When combined with functional drug testing, these approaches provide a much more accurate picture of what’s fueling a patient’s cancer and why it may or may not respond to certain therapies. This reduces the trial-and-error often accompanying treatment decisions and allows physicians to match therapies with greater precision.
At First Ascent Biomedical, we integrate these insights and layer them alongside live drug validation and AI-driven analysis. Together, they create a comprehensive view of the tumor and significantly improve the accuracy and confidence of treatment decisions.
CLP: First Scent exposes tumor cells to multiple therapies in the lab. How is this an advancement over standard protocols?
Foote: Standard protocols typically focus on one or two treatment options based on what has worked for most patients with a similar cancer type. While effective for some, this “average-based” approach doesn’t always reflect the unique biology of an individual’s tumor.
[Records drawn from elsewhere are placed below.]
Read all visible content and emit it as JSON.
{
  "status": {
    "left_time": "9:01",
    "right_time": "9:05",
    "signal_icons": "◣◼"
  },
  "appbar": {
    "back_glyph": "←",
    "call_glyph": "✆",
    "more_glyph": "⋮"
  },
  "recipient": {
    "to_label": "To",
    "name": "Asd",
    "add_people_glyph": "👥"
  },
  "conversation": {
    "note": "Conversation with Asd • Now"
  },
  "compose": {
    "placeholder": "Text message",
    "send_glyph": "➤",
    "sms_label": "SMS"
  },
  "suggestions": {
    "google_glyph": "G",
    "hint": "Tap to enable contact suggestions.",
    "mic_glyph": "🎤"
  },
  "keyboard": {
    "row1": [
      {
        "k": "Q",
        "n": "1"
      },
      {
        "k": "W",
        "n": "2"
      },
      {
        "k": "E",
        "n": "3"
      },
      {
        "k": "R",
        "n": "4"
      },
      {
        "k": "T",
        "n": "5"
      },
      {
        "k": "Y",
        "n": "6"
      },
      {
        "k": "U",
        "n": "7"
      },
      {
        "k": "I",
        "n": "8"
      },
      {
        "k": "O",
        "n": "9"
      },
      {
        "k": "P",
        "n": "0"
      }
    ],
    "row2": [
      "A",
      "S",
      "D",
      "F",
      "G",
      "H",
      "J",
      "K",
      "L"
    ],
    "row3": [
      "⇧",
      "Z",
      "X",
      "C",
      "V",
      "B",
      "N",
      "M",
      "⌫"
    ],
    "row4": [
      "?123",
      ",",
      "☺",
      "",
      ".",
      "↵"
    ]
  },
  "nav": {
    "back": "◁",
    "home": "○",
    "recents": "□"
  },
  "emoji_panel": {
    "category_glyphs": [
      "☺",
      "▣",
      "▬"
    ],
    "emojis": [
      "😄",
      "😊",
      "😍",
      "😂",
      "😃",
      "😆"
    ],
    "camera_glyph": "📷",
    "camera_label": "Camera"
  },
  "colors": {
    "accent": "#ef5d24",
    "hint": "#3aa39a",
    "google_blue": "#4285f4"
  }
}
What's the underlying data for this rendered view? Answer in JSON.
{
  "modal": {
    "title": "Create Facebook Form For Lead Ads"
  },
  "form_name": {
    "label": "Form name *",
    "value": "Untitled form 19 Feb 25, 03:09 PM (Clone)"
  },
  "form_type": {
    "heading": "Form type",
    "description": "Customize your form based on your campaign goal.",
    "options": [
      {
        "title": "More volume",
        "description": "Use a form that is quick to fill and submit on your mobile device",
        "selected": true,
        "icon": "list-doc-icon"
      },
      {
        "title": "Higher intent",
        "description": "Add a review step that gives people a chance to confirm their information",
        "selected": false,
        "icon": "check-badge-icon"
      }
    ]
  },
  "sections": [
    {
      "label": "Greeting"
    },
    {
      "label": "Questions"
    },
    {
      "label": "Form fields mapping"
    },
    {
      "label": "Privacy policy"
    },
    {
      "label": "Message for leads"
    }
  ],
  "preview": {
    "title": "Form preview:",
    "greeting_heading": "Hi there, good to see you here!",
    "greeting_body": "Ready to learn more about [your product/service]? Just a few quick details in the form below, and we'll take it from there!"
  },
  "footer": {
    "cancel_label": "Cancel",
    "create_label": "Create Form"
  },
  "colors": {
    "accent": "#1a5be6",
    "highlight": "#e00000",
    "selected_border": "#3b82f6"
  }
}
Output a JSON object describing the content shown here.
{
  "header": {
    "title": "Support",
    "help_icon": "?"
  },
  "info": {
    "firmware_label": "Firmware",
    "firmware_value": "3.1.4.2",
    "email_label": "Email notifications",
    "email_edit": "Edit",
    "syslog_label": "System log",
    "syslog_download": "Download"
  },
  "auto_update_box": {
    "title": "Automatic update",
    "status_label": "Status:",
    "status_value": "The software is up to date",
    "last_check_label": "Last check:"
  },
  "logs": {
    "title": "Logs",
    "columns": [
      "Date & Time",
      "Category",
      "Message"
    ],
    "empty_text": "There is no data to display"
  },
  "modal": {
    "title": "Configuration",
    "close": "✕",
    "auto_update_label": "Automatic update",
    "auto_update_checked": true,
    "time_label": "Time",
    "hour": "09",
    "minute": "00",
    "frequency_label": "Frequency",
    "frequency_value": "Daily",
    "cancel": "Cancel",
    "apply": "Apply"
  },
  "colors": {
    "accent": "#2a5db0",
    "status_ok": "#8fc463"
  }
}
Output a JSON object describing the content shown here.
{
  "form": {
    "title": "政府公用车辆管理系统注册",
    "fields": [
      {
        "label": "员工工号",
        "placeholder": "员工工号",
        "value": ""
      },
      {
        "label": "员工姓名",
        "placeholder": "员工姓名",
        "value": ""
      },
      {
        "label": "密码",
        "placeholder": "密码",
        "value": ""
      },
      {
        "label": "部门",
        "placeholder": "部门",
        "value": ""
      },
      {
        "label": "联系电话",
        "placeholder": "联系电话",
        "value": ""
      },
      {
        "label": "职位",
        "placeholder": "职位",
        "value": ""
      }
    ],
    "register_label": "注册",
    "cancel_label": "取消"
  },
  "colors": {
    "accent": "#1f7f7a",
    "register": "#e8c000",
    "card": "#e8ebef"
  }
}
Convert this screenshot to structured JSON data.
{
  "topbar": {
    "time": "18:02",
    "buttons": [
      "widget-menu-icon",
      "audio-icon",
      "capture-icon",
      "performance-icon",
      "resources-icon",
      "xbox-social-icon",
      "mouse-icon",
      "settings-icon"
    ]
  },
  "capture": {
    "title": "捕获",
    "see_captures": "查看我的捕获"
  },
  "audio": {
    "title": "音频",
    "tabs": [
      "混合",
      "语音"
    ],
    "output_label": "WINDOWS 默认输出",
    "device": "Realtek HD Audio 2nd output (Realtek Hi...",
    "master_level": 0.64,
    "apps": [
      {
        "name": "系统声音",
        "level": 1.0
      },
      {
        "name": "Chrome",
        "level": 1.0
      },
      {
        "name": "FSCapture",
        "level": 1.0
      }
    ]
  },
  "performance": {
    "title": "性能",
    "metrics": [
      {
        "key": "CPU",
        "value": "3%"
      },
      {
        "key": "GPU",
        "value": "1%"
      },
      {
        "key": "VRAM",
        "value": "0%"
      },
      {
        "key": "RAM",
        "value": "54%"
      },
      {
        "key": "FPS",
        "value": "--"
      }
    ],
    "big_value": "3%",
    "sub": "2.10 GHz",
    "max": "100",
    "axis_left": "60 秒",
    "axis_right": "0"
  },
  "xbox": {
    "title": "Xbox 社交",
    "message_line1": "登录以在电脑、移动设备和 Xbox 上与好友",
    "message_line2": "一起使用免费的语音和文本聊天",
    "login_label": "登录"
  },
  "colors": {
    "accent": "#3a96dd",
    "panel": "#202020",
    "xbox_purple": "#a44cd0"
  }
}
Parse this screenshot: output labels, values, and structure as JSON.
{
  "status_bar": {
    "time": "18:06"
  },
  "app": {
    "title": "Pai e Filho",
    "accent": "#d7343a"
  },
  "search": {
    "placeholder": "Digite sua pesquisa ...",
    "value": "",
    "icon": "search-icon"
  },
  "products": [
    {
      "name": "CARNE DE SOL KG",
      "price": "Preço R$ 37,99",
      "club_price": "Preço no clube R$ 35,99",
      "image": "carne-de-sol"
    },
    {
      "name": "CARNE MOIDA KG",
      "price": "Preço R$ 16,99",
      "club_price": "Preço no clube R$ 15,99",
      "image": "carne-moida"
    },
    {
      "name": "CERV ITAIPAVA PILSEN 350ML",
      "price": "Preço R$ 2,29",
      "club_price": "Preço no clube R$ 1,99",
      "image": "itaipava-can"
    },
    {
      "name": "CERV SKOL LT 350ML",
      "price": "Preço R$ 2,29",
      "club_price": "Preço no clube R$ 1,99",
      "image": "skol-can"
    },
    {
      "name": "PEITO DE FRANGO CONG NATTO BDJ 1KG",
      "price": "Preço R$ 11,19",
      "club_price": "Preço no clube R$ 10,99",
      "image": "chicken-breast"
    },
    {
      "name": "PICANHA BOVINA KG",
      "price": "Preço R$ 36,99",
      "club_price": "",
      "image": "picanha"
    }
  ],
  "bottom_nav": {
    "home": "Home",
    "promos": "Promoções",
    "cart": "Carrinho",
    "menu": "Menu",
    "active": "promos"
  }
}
By exposing a patient’s tumor cells to multiple therapies in the lab, we can see how their cancer actually responds across a wide spectrum of FDA-approved drugs and combinations. This provides three key advantages: personalization, as the treatment plan is based on direct evidence from the patient’s own tumor, not just population averages; efficiency, as it helps avoid the trial-and-error process, reducing wasted time and money on therapies unlikely to work and reducing the toxic side effects from ineffective treatments; and expanded options, by uncovering effective therapies that wouldn’t be considered under standard protocols, giving patients more potential pathways forward.
CLP: How can pharmaceutical companies leverage patient-specific treatment data for drug development processes?
Foote: Patient-specific treatment data gives pharmaceutical companies a powerful new lens into how drugs actually perform against patient-derived tumors. Instead of relying solely on large, time-consuming trials, they can see in near real time which drugs or combinations show promise for specific patient subgroups.
This accelerates development in several ways: smarter trial design, by identifying the right patient populations to increase efficiency and success rates; new indications, as drugs created for one cancer type may prove effective in others, opening pathways for expansion; and combination strategies, as exposing tumor cells to multiple therapies highlights synergies that can inform novel drug pairings.
About Jim Foote: Jim Foote is the co-founder and CEO of First Ascent Biomedical, a biotech company aiming to improve cancer treatment with its AI-driven drug prediction platform. By integrating DNA/RNA sequencing, mutation analysis, and drug sensitivity testing, First Ascent can identify personalized therapies for all solid and liquid tumors.